We moved further down the main road to what was one of the most heart-rending sights of misery I have ever seen – 75 families of the Parkari Kohli tribe, all Hindus, and living in a space beside a river, which was the fifth place they had been moved to. The St. Elizabeth Hospital team is negotiating with a local landowner to buy four acres of land nearby, around which they will build a wall and have the land use transferred from agricultural to urban, from his name to that of a building society that they must form. The 75 families will move on to the site and Yaqoob will begin building the houses, which will be elevated about two feet above the ground to protect against flooding. Because construction costs have more than doubled in the past few months, even after receiving all the money they have been promised, there will only be enough for about 40 houses.
The cost of purchasing the four acres of land is about $6,889.00, of transferring its use from agricultural to urban use $787.00, of building one house $1,2790.00, of building one toilet block $394.00 (one toilet block serves three houses). The hospital outreach team takes on this kind of project in the context of its program of preventive medicine.

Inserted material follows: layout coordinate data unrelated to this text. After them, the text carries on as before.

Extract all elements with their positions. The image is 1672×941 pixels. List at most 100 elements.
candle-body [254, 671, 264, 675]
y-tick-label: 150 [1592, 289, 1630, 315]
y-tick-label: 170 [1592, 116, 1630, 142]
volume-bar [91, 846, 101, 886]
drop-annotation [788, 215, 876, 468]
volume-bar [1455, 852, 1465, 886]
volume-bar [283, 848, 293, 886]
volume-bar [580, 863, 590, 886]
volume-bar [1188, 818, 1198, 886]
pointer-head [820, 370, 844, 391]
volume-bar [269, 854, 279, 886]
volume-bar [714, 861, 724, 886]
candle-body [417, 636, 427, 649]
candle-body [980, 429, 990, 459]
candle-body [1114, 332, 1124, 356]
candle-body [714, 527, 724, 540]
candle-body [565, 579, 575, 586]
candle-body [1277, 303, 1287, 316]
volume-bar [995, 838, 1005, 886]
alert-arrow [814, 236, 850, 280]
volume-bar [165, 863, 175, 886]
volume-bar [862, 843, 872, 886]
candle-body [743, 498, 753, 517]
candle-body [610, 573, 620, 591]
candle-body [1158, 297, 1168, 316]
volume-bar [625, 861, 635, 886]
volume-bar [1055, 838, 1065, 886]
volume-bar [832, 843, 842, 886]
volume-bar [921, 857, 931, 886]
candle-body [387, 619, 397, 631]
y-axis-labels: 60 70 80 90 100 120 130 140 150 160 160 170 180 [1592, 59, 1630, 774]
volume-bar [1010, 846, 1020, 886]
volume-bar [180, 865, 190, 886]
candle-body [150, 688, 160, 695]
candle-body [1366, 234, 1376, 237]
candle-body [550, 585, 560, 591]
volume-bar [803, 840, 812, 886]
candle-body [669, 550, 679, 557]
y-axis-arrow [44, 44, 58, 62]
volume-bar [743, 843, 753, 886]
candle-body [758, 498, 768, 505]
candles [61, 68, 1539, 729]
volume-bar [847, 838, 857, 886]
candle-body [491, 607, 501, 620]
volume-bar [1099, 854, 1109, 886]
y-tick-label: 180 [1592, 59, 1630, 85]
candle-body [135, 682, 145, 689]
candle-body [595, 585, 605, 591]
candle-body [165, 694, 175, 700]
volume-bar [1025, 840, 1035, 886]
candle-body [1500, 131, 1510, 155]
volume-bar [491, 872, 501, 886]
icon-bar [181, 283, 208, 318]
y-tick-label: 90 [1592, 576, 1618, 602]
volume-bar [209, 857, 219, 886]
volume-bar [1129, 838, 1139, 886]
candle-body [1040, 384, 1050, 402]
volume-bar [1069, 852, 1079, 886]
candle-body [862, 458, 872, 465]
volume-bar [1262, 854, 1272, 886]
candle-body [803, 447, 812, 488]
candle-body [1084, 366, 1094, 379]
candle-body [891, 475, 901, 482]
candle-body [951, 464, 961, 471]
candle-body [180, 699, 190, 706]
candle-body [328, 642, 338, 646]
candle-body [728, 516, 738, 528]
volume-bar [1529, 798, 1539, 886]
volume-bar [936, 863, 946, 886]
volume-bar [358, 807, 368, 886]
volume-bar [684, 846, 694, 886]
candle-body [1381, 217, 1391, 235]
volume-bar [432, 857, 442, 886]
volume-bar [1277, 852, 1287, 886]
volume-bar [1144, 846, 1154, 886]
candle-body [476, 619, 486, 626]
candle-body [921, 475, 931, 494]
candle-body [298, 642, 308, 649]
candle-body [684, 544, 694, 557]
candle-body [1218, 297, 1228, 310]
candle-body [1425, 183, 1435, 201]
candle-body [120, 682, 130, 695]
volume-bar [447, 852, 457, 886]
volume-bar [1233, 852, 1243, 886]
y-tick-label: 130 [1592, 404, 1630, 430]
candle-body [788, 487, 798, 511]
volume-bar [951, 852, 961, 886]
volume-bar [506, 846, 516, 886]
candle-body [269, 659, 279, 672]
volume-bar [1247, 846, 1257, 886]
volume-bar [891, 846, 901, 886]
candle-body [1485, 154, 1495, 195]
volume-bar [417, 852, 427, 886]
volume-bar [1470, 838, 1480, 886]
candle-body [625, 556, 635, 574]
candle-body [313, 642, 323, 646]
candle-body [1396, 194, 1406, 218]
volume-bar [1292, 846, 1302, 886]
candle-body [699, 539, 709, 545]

I was introduced to Reshma, the head woman who has been active in finding a solution to her people’s housing. Like Ama, Reshma was gracious and kind in her welcome. We went from shelter to shelter photographing family members posing in front of their temporary dwelling. I don’t think they realized that I was using a telescopic lens, and they had a great laugh at the expressions on some of the faces when I showed them the photos on the digital camera display. No doubt they saw me as one more big shot from officialdom doing what has to be done to help their dream of a home come true. These people may be slight of build but most of those I saw were gaunt not slight. Needless to say, their children have no chance to attend school. Our last stop was a Sindhi Muslim village with 46 families. They too gave us a warm welcome but, for the most part, the residents were busy about the business of the day; we arrived there just after noon. The head man, Ali Buksh, walked us around his village, Burfat, and obviously knew Aamir quite well. Every Saturday he travels to one of a number of villages with the hospital mobile medical team (including a doctor). In Burfat, Yaqoob proudly showed us the finished houses that he had built, and one family posed in front of their house for us. Life is clearly hard for the residents of this village too, but they do have stability even though most of their children don’t go to school either.
We returned to Hyderabad, and my hosts invited me to a meal at an air-conditioned restaurant that serves very good Pakistani food.